The rate of new supply (inflation) of bitcoin diminishes over time. The inflation of Bitcoin is paid to miners who process and publish new blocks to the blockchain. Miners need to sell Bitcoin to cover their operational costs. Also, the percentage of new supply entering the market is ever decreasing when divided by the current bitcoin supply. When Bitcoin started, mining rewards were 50 BTC per block. 50 BTC added to a then-current supply of zero was significant but became less so with each block.
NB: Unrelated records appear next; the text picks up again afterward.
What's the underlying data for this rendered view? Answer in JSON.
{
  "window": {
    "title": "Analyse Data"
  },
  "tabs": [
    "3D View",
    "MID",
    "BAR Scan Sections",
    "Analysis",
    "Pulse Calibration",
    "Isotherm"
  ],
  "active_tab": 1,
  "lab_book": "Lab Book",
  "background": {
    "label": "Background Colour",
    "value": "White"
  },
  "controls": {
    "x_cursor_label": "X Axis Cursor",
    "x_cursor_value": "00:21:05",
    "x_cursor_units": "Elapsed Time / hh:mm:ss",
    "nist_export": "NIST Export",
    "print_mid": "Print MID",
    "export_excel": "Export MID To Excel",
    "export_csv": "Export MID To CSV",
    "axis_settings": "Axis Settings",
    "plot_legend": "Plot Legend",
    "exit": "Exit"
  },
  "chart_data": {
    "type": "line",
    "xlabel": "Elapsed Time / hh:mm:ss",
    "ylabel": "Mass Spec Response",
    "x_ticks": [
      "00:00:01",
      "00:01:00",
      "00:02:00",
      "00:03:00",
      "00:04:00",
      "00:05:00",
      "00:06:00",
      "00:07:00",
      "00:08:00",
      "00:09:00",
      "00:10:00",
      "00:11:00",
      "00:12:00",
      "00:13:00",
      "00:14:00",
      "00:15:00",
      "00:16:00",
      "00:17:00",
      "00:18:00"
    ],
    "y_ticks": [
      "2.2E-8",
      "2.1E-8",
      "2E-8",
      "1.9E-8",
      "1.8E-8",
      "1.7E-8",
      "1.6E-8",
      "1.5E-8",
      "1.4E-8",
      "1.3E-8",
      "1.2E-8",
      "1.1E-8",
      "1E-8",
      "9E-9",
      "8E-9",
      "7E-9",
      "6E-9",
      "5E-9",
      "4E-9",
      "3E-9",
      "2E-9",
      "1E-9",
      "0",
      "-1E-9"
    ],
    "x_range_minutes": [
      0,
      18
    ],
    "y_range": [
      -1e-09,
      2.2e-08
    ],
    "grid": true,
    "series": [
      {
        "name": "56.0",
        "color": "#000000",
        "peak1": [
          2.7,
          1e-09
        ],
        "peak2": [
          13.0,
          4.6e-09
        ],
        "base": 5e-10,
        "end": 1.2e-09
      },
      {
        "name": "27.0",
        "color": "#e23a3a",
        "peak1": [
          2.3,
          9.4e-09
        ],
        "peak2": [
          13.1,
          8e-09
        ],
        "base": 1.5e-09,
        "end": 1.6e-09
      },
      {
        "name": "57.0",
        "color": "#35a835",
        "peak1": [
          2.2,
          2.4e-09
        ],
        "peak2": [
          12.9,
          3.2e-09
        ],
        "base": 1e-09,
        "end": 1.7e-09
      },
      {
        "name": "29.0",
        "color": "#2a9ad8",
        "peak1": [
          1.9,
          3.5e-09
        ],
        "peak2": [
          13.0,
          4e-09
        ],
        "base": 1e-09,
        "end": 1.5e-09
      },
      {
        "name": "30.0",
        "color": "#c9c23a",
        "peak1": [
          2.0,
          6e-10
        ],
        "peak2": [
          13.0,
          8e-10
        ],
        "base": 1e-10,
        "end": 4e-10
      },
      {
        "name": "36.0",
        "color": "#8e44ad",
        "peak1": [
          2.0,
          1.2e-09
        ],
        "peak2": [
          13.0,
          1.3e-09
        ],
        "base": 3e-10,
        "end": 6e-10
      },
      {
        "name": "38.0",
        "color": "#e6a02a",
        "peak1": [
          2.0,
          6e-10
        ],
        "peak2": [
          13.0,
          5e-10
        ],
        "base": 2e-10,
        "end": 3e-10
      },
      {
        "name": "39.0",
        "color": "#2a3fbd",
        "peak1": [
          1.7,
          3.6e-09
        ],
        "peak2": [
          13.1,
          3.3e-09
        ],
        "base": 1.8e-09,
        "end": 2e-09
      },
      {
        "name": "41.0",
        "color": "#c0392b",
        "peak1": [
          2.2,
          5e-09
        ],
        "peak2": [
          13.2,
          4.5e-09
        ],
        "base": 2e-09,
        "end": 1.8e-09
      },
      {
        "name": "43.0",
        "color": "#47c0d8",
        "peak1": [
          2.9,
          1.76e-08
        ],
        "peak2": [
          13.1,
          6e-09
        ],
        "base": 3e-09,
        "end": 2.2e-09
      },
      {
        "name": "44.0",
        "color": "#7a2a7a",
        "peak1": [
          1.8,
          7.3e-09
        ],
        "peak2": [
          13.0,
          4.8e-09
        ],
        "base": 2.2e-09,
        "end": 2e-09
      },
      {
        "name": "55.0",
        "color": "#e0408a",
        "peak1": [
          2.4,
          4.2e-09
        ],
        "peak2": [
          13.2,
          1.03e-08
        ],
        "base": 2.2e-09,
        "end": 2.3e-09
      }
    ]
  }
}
During the last halving, block rewards were cut in half from 12.5 BTC to 6.25 BTC, resulting in a minuscule percentage of new supply being added. In other words, the inflation rate of Bitcoin will always trend towards zero. Bitcoin will become totally deflationary after the last one is mined, sometime in the year 2140.
Another significant fact is that only 2% of the bitcoin wallets possess over 94% of all Bitcoins. According to GlassNode, these wallets have had a net increase of Bitcoin since the recent Terra Luna UST debacle. This concentration of Bitcoin, in so few wallets, adds to the volatility since they control over 9 of every 10 bitcoin that exist today. Fortunately, for new investors, these “whales” need a bigger market in which to splash around. I do not expect them to become net sellers at these price levels.
Market forces contributing to volatility
As I mentioned in a previous article, the cryptocurrency market is a reflexive one. Simply means, that new retail buyers enter the market when the prices are rising in a “fear of missing out” or FOMO. Eventually, this buying pressure wanes as their funds dry up and a new all-time high is reached. As the ensuing market correction begins, those with “weak hands” start to sell as their dream of sudden wealth turns into a nightmare. This market reflexivity exacerbates the price movement in both directions to extremes. As a result, Bitcoin has had numerous corrections of over 85% after reaching a new all-time high.
External forces on bitcoin
As previously mentioned, the internal workings of the bitcoin code impact volatility. The volatility index compares the daily price fluctuations of bitcoin to the US dollar. As we know, the US dollar and other major foreign currencies have had significant increases in supply as trillions of new dollars were printed “out of thin air”. This new money supply was the result of quantitative easing measures by global central banks and accelerated in response to the recent pandemic. These actions by central banks had a significant role in the recent bull phase of bitcoin as stimulus check funds and cheap borrowing rates pushed Bitcoin and other cryptocurrencies to new all-time highs in the last quarter of 2021.
How has volatility trended over time?
Looking back at previous Bitcoin halving market cycles; since inception, the daily price volatility as compared to the US dollar decreased slightly from the previous cycle. Evidence of this can be seen below:
² Date when bitcoin had price discovery in US dollars terms
In conclusion, the volatility of bitcoin is a factor in the design of Bitcoin, the behavior of its participants, and the external actions of central banks. As Bitcoin moves along its adoption curve, the volatility will decrease. True “HODLers” ignore daily volatility and instead focus on trimming their gains as new highs are reached and use the proceeds to acquire more bitcoin after it forms a new market bottom.